AI Mirror is a critical read for AI leaders and ethicists, entrepreneurs and investors, journalists and concerned coders. It complements Frances Haugen's The Power of One, on the harms of social media and Jaron Lanier's You Are Not a Gadget, on transcending the human condition rather than seeking salvation in Ray Kurzweil’s “singularity” (or, as Altman calls it, “the merge”).
Vallor believes we can still affect AI’s trajectory, if we reject a rising techno-theocracy with “machine gods made in our own diminished image.” We must employ "values of restraint, restoration, care, and repair”—the antithesis of tech’s traditional ethos to “move fast and break things.”
In light of Sam Altman recently blogging, “It’s usually okay to be wrong if you iterate quickly,” and the recent headlines about many OpenAI employees voicing concerns about the company’s efforts to ensure AI safety, perhaps this is an ideal time to be asking Vallor’s philosophical questions.

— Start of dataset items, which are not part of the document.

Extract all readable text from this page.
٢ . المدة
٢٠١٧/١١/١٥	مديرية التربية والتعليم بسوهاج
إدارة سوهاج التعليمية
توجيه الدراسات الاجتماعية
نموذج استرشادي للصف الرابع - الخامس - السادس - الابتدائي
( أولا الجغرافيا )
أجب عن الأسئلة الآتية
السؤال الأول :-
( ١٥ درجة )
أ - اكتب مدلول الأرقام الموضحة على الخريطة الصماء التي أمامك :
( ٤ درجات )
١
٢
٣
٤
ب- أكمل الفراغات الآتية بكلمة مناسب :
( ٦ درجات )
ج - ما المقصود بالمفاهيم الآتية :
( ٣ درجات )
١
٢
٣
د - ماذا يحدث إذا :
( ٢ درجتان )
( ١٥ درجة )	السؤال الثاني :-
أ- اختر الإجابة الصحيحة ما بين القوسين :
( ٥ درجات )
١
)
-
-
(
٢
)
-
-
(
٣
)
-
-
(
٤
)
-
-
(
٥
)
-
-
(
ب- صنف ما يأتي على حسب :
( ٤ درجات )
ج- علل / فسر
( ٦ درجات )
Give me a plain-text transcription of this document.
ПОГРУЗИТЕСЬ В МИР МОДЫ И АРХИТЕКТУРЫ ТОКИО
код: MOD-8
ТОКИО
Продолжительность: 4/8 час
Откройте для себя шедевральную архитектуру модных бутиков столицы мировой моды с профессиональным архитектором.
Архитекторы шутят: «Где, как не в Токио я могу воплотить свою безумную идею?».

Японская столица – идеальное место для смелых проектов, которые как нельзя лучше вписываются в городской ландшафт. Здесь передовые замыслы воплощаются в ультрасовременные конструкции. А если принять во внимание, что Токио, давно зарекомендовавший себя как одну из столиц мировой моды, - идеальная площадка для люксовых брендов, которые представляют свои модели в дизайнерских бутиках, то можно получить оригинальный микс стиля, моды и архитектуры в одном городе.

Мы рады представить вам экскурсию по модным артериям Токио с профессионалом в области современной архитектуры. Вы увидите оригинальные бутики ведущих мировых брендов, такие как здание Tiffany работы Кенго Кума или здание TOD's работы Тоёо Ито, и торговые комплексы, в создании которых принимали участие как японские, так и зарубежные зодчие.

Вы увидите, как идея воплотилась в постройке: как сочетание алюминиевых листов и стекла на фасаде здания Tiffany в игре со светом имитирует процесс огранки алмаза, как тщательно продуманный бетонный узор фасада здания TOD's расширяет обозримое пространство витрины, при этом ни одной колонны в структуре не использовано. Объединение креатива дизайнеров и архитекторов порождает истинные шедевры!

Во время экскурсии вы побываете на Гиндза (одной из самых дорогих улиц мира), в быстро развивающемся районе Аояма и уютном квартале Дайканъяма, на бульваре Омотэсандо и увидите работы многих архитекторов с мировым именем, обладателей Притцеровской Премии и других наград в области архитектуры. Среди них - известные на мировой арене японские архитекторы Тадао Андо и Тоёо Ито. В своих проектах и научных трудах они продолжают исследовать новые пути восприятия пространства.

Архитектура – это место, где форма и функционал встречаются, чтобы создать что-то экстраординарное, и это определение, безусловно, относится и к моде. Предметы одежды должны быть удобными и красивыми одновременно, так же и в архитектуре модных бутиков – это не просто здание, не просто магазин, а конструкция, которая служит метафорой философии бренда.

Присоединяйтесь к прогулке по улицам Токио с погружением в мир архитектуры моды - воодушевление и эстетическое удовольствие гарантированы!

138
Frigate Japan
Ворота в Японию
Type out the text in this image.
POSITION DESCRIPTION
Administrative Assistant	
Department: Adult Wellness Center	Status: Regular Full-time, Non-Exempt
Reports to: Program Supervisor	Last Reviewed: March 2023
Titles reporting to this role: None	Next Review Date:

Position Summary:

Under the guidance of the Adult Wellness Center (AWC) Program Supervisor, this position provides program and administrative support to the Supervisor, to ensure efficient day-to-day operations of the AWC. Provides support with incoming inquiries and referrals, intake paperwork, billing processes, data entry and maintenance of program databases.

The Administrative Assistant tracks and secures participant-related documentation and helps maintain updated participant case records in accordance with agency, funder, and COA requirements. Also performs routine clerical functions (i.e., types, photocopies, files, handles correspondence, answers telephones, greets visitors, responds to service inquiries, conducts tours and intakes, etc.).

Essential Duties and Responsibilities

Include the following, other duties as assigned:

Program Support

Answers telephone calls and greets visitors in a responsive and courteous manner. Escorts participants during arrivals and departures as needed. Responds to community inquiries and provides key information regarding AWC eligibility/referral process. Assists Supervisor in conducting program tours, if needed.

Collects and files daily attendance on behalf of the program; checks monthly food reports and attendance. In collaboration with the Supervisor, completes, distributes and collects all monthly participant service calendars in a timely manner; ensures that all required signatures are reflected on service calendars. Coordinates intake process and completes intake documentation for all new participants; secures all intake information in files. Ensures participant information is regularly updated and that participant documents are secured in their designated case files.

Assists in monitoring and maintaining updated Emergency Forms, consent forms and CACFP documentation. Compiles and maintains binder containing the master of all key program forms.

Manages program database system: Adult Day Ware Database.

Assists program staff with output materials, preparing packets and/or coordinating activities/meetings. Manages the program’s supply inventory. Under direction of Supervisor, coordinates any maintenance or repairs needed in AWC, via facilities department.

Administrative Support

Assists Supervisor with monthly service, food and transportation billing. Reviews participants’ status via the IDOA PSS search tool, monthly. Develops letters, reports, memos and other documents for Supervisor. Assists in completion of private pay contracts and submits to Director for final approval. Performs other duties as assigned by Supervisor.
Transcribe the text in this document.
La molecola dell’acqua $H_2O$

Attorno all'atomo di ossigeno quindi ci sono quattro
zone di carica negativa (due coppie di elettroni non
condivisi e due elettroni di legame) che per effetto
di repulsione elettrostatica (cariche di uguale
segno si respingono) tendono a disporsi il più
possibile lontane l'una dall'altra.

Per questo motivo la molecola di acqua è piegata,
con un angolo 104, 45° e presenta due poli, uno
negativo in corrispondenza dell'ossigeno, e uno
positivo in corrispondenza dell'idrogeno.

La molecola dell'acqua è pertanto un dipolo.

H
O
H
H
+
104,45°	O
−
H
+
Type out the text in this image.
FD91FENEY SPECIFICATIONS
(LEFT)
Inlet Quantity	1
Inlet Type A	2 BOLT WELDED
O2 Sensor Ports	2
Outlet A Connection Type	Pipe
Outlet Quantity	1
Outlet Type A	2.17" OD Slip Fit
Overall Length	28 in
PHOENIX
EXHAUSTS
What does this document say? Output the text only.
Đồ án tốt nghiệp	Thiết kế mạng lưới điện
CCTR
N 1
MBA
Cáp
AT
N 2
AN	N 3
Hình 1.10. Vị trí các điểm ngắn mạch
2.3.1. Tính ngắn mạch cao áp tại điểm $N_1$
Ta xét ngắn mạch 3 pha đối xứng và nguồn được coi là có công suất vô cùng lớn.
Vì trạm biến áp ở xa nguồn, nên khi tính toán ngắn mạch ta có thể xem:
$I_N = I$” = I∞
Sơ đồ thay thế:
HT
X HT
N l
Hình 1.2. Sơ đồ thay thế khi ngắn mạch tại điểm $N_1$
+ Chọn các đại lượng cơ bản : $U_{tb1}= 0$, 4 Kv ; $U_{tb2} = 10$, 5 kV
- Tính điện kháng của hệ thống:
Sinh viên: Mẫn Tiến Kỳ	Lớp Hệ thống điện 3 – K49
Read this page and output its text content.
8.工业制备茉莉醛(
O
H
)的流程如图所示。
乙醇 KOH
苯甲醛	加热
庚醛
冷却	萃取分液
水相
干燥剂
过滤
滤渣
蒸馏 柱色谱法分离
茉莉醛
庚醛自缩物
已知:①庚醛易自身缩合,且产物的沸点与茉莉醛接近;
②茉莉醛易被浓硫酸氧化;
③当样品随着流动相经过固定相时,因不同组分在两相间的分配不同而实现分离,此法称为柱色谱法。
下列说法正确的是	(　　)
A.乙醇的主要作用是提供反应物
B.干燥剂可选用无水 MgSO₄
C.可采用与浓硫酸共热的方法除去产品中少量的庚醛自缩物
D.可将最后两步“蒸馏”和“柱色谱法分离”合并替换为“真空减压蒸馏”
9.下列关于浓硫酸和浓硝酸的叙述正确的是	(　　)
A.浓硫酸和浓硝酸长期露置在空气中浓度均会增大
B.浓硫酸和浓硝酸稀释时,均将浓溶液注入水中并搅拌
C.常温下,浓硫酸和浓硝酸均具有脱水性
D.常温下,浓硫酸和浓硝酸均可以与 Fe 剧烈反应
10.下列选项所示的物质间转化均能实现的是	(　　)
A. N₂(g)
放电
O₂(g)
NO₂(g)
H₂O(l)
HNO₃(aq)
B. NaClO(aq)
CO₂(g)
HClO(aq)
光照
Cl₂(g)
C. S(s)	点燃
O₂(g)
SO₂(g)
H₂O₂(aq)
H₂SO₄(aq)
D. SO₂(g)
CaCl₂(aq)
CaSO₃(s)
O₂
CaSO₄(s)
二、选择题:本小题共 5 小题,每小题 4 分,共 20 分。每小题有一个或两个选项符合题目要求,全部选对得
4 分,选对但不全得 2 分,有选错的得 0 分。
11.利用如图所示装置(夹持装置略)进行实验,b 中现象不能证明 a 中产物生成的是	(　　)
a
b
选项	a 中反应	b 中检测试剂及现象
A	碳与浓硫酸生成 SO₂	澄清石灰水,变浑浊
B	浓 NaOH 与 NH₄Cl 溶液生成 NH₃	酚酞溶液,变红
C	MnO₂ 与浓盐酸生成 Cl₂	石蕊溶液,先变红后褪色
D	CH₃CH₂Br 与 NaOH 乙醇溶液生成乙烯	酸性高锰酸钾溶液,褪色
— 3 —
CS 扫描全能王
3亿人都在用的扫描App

In the flurry of writings about the AI industry's race to the bottom, autonomous weaponry, effects on disinformation and promise for abundant energy and health care, Vallor presses the pause button. She suggests that all that may not matter, if AI is permitted to continue taking away our humanity—specifically our abilities to reason and to remake ourselves in a way that is unburdened by what has been.